In the eye of a global economic storm
As governments impose travel bans, schools and museums close down, countries go into lockdown and London’s Trafalgar Square is eerily quiet, it’s safe to say that the global economy is in the eye of the storm.
Equity markets saw their worst day since the Black Monday crash in October 1987 yesterday, with UK and US equities down close to 10 per cent.
Many economists agree that recent developments will likely move the world into a global recession. According to wealth manager Kingswood, history would guide us to expect market declines no greater than the 25-30 per cent drop already seen in this environment if this was to happen.
“There are of course notable exceptions: the bursting of the technology bubble in 2000, and the global financial crisis, saw equity declines of around 50 per cent. We are certainly not expecting a re-run of these events,” said Rupert Thompson, chief investment officer at Kingswood.

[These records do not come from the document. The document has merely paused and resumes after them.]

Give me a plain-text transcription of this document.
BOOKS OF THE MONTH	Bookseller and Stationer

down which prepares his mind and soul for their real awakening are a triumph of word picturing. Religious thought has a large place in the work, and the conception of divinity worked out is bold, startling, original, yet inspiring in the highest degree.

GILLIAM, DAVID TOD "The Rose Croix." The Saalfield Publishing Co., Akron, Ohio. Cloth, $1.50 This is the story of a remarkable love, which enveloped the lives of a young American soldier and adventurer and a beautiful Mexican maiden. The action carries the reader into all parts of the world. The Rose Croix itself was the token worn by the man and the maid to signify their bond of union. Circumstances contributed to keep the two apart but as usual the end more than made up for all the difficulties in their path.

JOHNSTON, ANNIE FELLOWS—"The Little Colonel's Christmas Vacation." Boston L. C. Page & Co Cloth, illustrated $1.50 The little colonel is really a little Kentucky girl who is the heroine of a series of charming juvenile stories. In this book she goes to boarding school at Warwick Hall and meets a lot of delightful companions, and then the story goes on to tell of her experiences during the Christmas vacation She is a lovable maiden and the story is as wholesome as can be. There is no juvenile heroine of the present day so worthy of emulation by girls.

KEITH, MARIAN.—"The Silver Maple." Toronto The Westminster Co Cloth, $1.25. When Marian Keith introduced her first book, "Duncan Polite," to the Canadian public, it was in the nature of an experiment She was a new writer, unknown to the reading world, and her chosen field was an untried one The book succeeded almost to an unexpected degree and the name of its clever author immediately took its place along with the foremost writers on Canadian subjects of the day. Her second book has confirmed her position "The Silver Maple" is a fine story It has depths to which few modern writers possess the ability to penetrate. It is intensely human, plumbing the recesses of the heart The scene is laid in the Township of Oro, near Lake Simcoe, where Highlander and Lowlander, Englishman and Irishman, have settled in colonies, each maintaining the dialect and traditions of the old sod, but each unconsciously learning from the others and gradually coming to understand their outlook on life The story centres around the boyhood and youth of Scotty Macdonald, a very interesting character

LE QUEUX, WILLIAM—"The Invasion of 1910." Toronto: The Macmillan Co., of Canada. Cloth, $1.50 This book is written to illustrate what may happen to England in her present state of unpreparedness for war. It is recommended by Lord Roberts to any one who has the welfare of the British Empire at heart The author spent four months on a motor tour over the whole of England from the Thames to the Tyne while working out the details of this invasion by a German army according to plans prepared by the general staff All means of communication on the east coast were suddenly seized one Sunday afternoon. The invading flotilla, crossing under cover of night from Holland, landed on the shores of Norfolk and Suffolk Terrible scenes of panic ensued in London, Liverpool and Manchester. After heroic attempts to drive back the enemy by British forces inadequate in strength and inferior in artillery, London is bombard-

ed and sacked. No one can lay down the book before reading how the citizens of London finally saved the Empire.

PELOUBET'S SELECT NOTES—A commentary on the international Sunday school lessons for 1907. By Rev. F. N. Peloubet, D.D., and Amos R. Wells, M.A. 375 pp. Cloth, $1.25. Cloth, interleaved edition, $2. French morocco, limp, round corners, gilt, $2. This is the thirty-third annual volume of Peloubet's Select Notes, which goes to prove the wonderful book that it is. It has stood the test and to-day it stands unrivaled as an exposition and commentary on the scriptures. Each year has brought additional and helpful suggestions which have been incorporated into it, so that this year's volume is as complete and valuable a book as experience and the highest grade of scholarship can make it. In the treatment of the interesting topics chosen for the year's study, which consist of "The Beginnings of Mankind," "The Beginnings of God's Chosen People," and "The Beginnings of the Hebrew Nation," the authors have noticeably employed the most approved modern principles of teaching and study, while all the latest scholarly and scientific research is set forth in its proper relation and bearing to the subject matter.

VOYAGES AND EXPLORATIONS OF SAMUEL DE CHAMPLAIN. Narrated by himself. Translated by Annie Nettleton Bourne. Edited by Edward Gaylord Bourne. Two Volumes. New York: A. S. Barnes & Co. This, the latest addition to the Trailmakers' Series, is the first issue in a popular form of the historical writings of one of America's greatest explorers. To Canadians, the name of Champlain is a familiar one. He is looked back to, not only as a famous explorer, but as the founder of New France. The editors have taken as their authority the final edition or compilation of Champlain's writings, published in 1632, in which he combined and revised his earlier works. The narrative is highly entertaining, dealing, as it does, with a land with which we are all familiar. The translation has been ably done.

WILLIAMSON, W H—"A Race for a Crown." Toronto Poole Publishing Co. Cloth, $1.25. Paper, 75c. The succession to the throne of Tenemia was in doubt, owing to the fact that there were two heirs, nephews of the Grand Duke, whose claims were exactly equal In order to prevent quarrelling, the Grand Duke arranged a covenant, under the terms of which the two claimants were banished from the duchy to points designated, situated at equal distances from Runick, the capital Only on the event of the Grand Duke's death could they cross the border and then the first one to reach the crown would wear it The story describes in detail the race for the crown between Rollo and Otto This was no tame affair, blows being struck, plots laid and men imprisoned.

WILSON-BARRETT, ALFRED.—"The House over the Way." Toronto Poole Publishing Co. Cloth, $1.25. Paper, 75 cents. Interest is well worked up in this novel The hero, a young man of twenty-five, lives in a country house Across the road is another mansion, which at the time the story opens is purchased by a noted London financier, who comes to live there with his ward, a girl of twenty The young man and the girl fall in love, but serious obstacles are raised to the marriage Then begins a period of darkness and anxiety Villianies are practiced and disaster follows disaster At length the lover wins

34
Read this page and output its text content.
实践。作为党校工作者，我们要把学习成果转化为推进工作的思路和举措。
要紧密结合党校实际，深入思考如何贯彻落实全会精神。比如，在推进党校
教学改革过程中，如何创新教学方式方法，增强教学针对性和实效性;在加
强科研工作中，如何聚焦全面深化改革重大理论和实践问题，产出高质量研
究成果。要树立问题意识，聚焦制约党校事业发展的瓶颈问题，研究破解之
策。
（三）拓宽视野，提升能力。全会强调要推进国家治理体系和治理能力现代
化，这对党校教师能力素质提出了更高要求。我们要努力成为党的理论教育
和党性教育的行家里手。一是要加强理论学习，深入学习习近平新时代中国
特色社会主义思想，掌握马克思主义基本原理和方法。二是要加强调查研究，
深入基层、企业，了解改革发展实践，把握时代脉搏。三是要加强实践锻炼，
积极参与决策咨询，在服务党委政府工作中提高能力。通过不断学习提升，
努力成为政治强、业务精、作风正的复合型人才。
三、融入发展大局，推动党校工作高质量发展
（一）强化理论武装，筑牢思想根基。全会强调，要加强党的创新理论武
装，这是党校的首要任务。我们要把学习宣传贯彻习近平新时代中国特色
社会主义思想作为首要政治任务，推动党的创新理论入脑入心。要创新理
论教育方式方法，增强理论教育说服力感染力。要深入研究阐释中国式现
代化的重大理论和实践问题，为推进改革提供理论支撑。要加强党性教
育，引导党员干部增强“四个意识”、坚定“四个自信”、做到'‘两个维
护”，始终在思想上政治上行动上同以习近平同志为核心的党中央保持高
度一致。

"We still expect any global recession to be relatively short-lived. The combination of containment measures and monetary and fiscal stimulus are expected to lead to activity picking up again later in the year,” he added.
Meanwhile, markets might not have necessarily bottomed yet, in Thompson’s view. “Bear markets typically last considerably longer than three weeks. Even so, if the recession is relatively short-lived, then equities will very likely have recovered a good part of their losses by this time next year,” he commented.
He went on to say that markets tend to recover quickly. “We had a neutral weighting for equities going into the sell-off but the recent market falls have now left us underweight. Given the size of the market declines, our views above, and our medium to long-term horizon, we believe it makes sense now to rebalance equity allocations back to this position,” explained Thompson.
While employees are returning to their work places in China and the situation in the country is slowly returning back to normal, its government is rolling out a policy response which will have consequences for both the Chinese economy and investors. China's government has been a first mover and unleashed a wave of policy support measures in February and March. Among other measures, funding channels have been opened so credit gets into the economy, and quickly.
Hayden Briscoe, UBS Asset Management’s head of Asia Pacific fixed income and UBS’s expert on the ground, is of the view that default risks have subsided in China, just as they have risen elsewhere around the world; and that China and Asian high yield bonds offer an attractive option to investors in a world starved of yield.
“China's economy still faces many challenges and we expect weak official statistics for 1Q20. However, we believe the government moves indicate a big reduction in default risks in China, and potentially for the next twelve months,” said Briscoe.
“So for investors struggling in a world of not just low yields but also a huge USD 14 trillion of negative yielding debt, we feel that the Asian high yield market currently looks attractive. We believe the strong relative value on offer compared to US and European high yield, make for an attractive solution for yield-and-income hungry investors right now,” he added.